Throughout the last few weeks, I’ve been thinking about my 11 year-old self. Maybe it’s primarily due to the fact that I am slowly getting one year closer to graduating and feeling nostalgic, or maybe it’s because of the release of Are You There God? It’s Me, Margaret?, the film adaptation of Judy Blume’s 1970 novel about a young girl dealing with puberty and middle school.
Growing up in Texas, I remember specific moments before I turned 12 that taught me about the messiness of being a young girl. The summer before I went to middle school, I sat down in my room and made a promise to myself that I needed to reinvent myself. I had grown up sheltered and shy, two of the worst qualities to be called when you’re young. I would look to my peers who seemed to be advancing further than I was, whether it was getting their periods, growing into their bodies, or getting their first boyfriend. I felt like I was so far behind, I needed to run faster to catch up with everyone else. Margaret gets this feeling, too.

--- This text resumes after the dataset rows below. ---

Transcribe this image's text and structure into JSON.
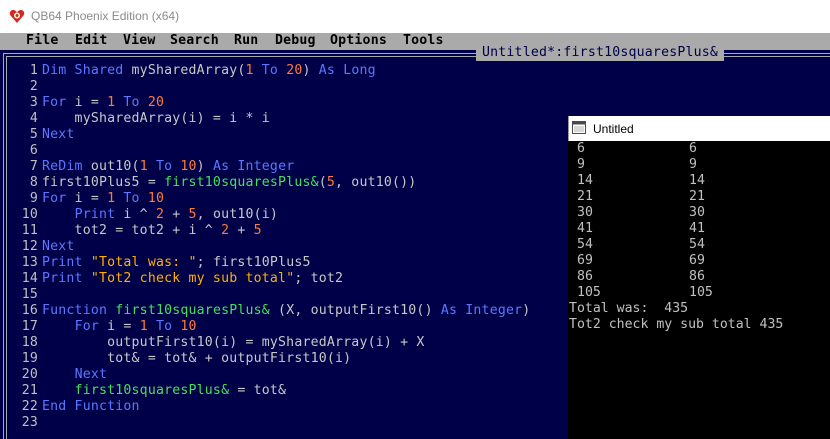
{
  "app": {
    "title": "QB64 Phoenix Edition (x64)"
  },
  "menu": [
    "File",
    "Edit",
    "View",
    "Search",
    "Run",
    "Debug",
    "Options",
    "Tools"
  ],
  "editor": {
    "tab_title": "Untitled*:first10squaresPlus&",
    "lines": [
      {
        "n": "1",
        "t": [
          [
            "kw",
            "Dim Shared "
          ],
          [
            "tx",
            "mySharedArray("
          ],
          [
            "num",
            "1"
          ],
          [
            "kw",
            " To "
          ],
          [
            "num",
            "20"
          ],
          [
            "tx",
            ") "
          ],
          [
            "kw",
            "As Long"
          ]
        ]
      },
      {
        "n": "2",
        "t": []
      },
      {
        "n": "3",
        "t": [
          [
            "kw",
            "For "
          ],
          [
            "tx",
            "i = "
          ],
          [
            "num",
            "1"
          ],
          [
            "kw",
            " To "
          ],
          [
            "num",
            "20"
          ]
        ]
      },
      {
        "n": "4",
        "t": [
          [
            "tx",
            "    mySharedArray(i) = i * i"
          ]
        ]
      },
      {
        "n": "5",
        "t": [
          [
            "kw",
            "Next"
          ]
        ]
      },
      {
        "n": "6",
        "t": []
      },
      {
        "n": "7",
        "t": [
          [
            "kw",
            "ReDim "
          ],
          [
            "tx",
            "out10("
          ],
          [
            "num",
            "1"
          ],
          [
            "kw",
            " To "
          ],
          [
            "num",
            "10"
          ],
          [
            "tx",
            ") "
          ],
          [
            "kw",
            "As Integer"
          ]
        ]
      },
      {
        "n": "8",
        "t": [
          [
            "tx",
            "first10Plus5 = "
          ],
          [
            "fn",
            "first10squaresPlus&"
          ],
          [
            "tx",
            "("
          ],
          [
            "num",
            "5"
          ],
          [
            "tx",
            ", out10())"
          ]
        ]
      },
      {
        "n": "9",
        "t": [
          [
            "kw",
            "For "
          ],
          [
            "tx",
            "i = "
          ],
          [
            "num",
            "1"
          ],
          [
            "kw",
            " To "
          ],
          [
            "num",
            "10"
          ]
        ]
      },
      {
        "n": "10",
        "t": [
          [
            "tx",
            "    "
          ],
          [
            "kw",
            "Print "
          ],
          [
            "tx",
            "i ^ "
          ],
          [
            "num",
            "2"
          ],
          [
            "tx",
            " + "
          ],
          [
            "num",
            "5"
          ],
          [
            "tx",
            ", out10(i)"
          ]
        ]
      },
      {
        "n": "11",
        "t": [
          [
            "tx",
            "    tot2 = tot2 + i ^ "
          ],
          [
            "num",
            "2"
          ],
          [
            "tx",
            " + "
          ],
          [
            "num",
            "5"
          ]
        ]
      },
      {
        "n": "12",
        "t": [
          [
            "kw",
            "Next"
          ]
        ]
      },
      {
        "n": "13",
        "t": [
          [
            "kw",
            "Print "
          ],
          [
            "str",
            "\"Total was: \""
          ],
          [
            "tx",
            "; first10Plus5"
          ]
        ]
      },
      {
        "n": "14",
        "t": [
          [
            "kw",
            "Print "
          ],
          [
            "str",
            "\"Tot2 check my sub total\""
          ],
          [
            "tx",
            "; tot2"
          ]
        ]
      },
      {
        "n": "15",
        "t": []
      },
      {
        "n": "16",
        "t": [
          [
            "kw",
            "Function "
          ],
          [
            "fn",
            "first10squaresPlus&"
          ],
          [
            "tx",
            " (X, outputFirst10() "
          ],
          [
            "kw",
            "As Integer"
          ],
          [
            "tx",
            ")"
          ]
        ]
      },
      {
        "n": "17",
        "t": [
          [
            "tx",
            "    "
          ],
          [
            "kw",
            "For "
          ],
          [
            "tx",
            "i = "
          ],
          [
            "num",
            "1"
          ],
          [
            "kw",
            " To "
          ],
          [
            "num",
            "10"
          ]
        ]
      },
      {
        "n": "18",
        "t": [
          [
            "tx",
            "        outputFirst10(i) = mySharedArray(i) + X"
          ]
        ]
      },
      {
        "n": "19",
        "t": [
          [
            "tx",
            "        tot& = tot& + outputFirst10(i)"
          ]
        ]
      },
      {
        "n": "20",
        "t": [
          [
            "tx",
            "    "
          ],
          [
            "kw",
            "Next"
          ]
        ]
      },
      {
        "n": "21",
        "t": [
          [
            "tx",
            "    "
          ],
          [
            "fn",
            "first10squaresPlus&"
          ],
          [
            "tx",
            " = tot&"
          ]
        ]
      },
      {
        "n": "22",
        "t": [
          [
            "kw",
            "End Function"
          ]
        ]
      },
      {
        "n": "23",
        "t": []
      }
    ]
  },
  "output_window": {
    "title": "Untitled",
    "rows": [
      [
        "6",
        "6"
      ],
      [
        "9",
        "9"
      ],
      [
        "14",
        "14"
      ],
      [
        "21",
        "21"
      ],
      [
        "30",
        "30"
      ],
      [
        "41",
        "41"
      ],
      [
        "54",
        "54"
      ],
      [
        "69",
        "69"
      ],
      [
        "86",
        "86"
      ],
      [
        "105",
        "105"
      ]
    ],
    "total_line": "Total was:  435",
    "check_line": "Tot2 check my sub total 435"
  },
  "colors": {
    "editor_bg": "#000048",
    "keyword": "#5a78ff",
    "number": "#ff7a3d",
    "string": "#ffb000",
    "function": "#46e05a",
    "text": "#c8c8c8"
  }
}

I never realized at 11 that girlhood is messy. You’re never quite sure if you’re “cool” (anyone who says they were cool in middle school needs to be serious), and you hope to find your true friends while dealing with a new trouble: junior high. When I watched Are You There God? It’s Me, Margaret, it made me think back to my 12 year-old self. Of course, there are a lot of differences between Margaret and myself. The film takes place in the 1970s, while I was in middle school from 2013 to 2014. Margaret moves to a new town away from the city she’s always lived in, while I had lived in my hometown at this point for almost five years. But I feel like I will always carry the lessons of the film with me as I get older, like how to feel content and comfortable in a growing body, and realizing that it’s OK to feel far behind everyone else as you get older.
At one point in the film, Margaret goes with her mom to buy a bra even though she doesn’t need one in order to fit in. It’s an important lesson I wish I had seen on screen as a 12-year-old. Sometimes we give into peer pressure at such a young age and do our best to appeal to other people so that they find us cool or interesting. If I had seen this scene at 12, I definitely would’ve felt more comfortable realizing that I didn’t need a bra just yet.
As I was growing up and my body was developing, I felt like I needed to see that experience mirrored in media. I remember standing in front of a mirror and picking myself apart: I felt inadequate with my body hair, certain parts not growing yet, and the growing pains that took over my body during my dance classes. I felt like for the first time in my life, I didn’t know how to deal with trying to figure out who I was going to be. I desperately wanted to be cool and knew that to be cool, I needed to change myself to satisfy the judgmental popular kids. I loved watching movies as a young kid, and I would often look up to objectively beautiful actors. But no film that I watched at that age could make me feel better in my own body and also acknowledge that everything I was feeling was normal.
Coming-of-age films have always been marketed towards older teenagers, but it’s important that we have additions to the coming-of-age genre for young women in middle school to make sure that their feelings are validated. It’s not just me that struggled with this: According to statistics collected by the National Organization for Women, 53% of American girls are “unhappy with their bodies” by age 13, and 50% of teens are self-conscious about their bodies.
I wish I had been able to see a character like Margaret coming to terms with not knowing everything during puberty. The acknowledgment that I was late in getting my period and the reassurance that everyone is growing into different bodies at their own pace would have alleviated so much stress. If a film had told me that there was nothing wrong with me because I had not been kissed at 12, I would have felt less self-conscious of these thoughts.
Margaret grows from the person we first meet in New York, and transforms herself while also acknowledging all of her growing pains. Young girls deserve the opportunity to have more films like this because even as we advance into hopping on beauty trends or what is currently “in” right now, we are consistently evolving and changing so that we sometimes forget that there is beauty in growing into a teenager. It’s normal to feel unsure about your body, and it’s important to treat these subject matters with respect. Margaret is pieces of every young girl combined, and I hope we can continue to find pieces of her in future coming-of-age films throughout the years.